The audio files corresponding to these datsets are made available on request for only research purposes. To obtain the files fill the FORM (https://goo.gl/forms/kWzpCsZW8DM7noW63).
CompMusic Tonic Identification Datasets ---
Datasets: CM1, CM2, CM3
Features: pitch + multipitch histogram + pitch histograms
IITM Tonic Identification Datasets
Datasets: IITM1, IITM2
Features: pitch + multipitch histogram + pitch histograms
IISc Tonic identification Dataset
Dataset: IISc
Features: pitch + multipitch histogram + pitch histograms
Annotation Format ---The tonic annotations are availabe both in tsv and json format.

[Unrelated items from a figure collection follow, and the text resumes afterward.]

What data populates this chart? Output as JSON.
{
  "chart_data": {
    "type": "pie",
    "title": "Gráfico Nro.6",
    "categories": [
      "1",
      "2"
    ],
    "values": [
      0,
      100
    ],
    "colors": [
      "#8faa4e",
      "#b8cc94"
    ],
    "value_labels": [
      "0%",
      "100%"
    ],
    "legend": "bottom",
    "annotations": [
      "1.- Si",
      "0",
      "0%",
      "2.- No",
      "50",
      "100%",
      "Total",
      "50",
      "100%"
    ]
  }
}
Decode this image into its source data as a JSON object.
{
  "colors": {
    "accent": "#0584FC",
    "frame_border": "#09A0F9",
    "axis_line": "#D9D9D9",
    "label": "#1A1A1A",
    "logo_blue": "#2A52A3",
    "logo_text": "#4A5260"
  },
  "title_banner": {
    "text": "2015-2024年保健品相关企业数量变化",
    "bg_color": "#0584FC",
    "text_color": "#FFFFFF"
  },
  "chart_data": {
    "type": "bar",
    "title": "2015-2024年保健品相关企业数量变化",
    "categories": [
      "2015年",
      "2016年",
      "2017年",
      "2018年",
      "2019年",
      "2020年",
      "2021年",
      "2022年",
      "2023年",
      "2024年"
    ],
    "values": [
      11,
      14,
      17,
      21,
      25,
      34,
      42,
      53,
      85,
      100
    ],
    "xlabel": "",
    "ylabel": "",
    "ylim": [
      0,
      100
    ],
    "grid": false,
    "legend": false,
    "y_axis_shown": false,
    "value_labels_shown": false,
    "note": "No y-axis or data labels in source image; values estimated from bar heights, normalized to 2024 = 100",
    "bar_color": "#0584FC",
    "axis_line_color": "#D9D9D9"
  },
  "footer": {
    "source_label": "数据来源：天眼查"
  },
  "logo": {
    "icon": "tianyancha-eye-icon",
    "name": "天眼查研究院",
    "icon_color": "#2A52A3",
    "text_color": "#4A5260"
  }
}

TSV: relative path to audio, tonic (Hz), Carnatic or Hindustani, artist_name, gender of the singer, vocal or instrumental
JSON: name of the lead artist if available, 'filepath': relative path to the audio file, gender of the lead singer if available, 'mbid': musicbrainz id when available, 'tonic': tonic in Hz, 'tradition': Hindustani or Carnatic, 'type': vocal or instrumental where keys of the main dictionary are the filepaths to the audio files (feature path is exactly the same with a different extension of the file name).
This dataset comprises 597 commercially available audio music recordings of Indian art music (Hindustani and Carnatic music), each manually annotated with the tonic of the lead artist. This dataset is used as the test corpus for the development of tonic identification approaches.